As John Carroll, with Endpoints News, writes, “In most IPOs, risk factors can range from anything from ‘our lead drug may not work’ to the threat of famine and plague—they’re intended to cover virtually every contingency.”
What Solid Biosciences failed to share, as it was building support for its $125 million IPO, was that the U.S. Food and Drug Administration (FDA) had placed a partial clinical hold on its product in November 2017. The company was only allowed to begin testing at its lowest dose. But Solid only filed that information with the U.S. Securities and Exchange Commission (SEC) today.
They also didn’t publicize that one of the key members of their scientific advisory board, gene therapy expert James Wilson from the University of Pennsylvania, had resigned over the safety concerns. Their last-minute filing stated, “Recently, James M. Wilson, MD, PhD, resigned from our Scientific Advisory Board citing emerging concerns about the possible risks of high systemic dosing of AAV. If in the future we are unable to demonstrate that any such adverse events were not caused by the administration process or related procedures, the FDA, the European Commission, the EMA or other regulatory authorities could order us to cease further development of, or deny approval of, SGT-001 or our other product candidate for any or all targeted indications.”
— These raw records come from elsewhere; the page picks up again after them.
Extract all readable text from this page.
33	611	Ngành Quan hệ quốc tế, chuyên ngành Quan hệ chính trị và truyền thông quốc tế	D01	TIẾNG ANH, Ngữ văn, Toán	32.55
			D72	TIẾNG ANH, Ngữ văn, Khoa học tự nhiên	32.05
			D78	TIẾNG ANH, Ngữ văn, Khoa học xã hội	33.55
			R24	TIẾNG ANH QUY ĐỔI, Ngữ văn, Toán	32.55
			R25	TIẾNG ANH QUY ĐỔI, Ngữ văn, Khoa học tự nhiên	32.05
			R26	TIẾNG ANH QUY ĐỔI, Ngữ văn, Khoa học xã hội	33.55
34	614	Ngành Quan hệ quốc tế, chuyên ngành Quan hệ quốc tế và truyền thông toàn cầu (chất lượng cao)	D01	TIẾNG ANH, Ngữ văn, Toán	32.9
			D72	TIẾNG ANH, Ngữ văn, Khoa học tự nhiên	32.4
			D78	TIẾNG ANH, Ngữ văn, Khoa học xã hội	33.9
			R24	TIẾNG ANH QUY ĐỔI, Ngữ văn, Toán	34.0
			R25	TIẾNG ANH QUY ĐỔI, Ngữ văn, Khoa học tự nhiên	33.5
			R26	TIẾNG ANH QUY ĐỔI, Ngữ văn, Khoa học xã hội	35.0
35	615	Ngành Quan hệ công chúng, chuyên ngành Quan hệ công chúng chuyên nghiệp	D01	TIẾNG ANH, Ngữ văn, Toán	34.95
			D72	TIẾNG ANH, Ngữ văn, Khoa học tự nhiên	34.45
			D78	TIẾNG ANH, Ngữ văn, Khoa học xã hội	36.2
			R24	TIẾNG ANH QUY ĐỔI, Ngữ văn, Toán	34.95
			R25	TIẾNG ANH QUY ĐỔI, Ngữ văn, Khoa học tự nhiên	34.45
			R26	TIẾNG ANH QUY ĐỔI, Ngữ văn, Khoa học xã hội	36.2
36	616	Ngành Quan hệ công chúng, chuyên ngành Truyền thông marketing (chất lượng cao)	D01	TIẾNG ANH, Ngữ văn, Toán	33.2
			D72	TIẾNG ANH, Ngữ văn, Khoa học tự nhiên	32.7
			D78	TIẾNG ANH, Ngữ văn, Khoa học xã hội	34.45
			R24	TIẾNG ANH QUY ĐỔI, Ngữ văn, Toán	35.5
Solid, on its part, indicates that the FDA wanted to ensure the company had the “appropriate manufacturing processes in place to support the higher-dose group.” It also said it “doesn’t expect overall timing for clinical development to be affected.”
Gene therapy typically depends on using adeno-associated virus (AAV) as a vector for introducing the replacement gene. Apparently one of the monkeys used in testing at its high-dose treatment had to be euthanized. The company indicates it “believe[s] the event was attributed to procedural errors.” However, it can’t rule out that it might have been caused by the virus.
In 1999, Wilson was co-leader of a gene therapy study that led to the death of teenager Jesse Gelsinger. Wilson’s work since has led to AAV becoming a critical and relatively safe component of gene therapy. The revelation, or at least hints, that AAV may have caused problems with a DMD gene therapy is putting many on the industry into a defensive crouch.
Jerry Mendell, director of the gene therapy center at Nationwide Children’s Hospital in Columbus, Ohio, told Xconomy, “We have followed FDA guidelines. We’ve done similar toxicology studies in similar animals and haven’t seen any toxic effects.” Mendell is involved in two gene therapy clinical trials run by Sarepta Therapeutics. He says, “As far as I can see, we have a very safe product.”
And Pfizer which is involved in gene therapy for DMD, also indicates it hasn’t identified any preclinical data that would prevent it from moving into human testing.
“Whatever is going on with Solid that has required the chairman of their scientific advisory board to resign in protest and has acquired the FDA to place them on clinical hold is, to the best of our knowledge, something unique to whatever is going on at Solid,” Doug Ingram, Sarepta’s chief executive officer, told Xconomy. “It probably would benefit all of us, and the patient community, if Solid would provide more information about exactly what is going on with their program that is causing problems.”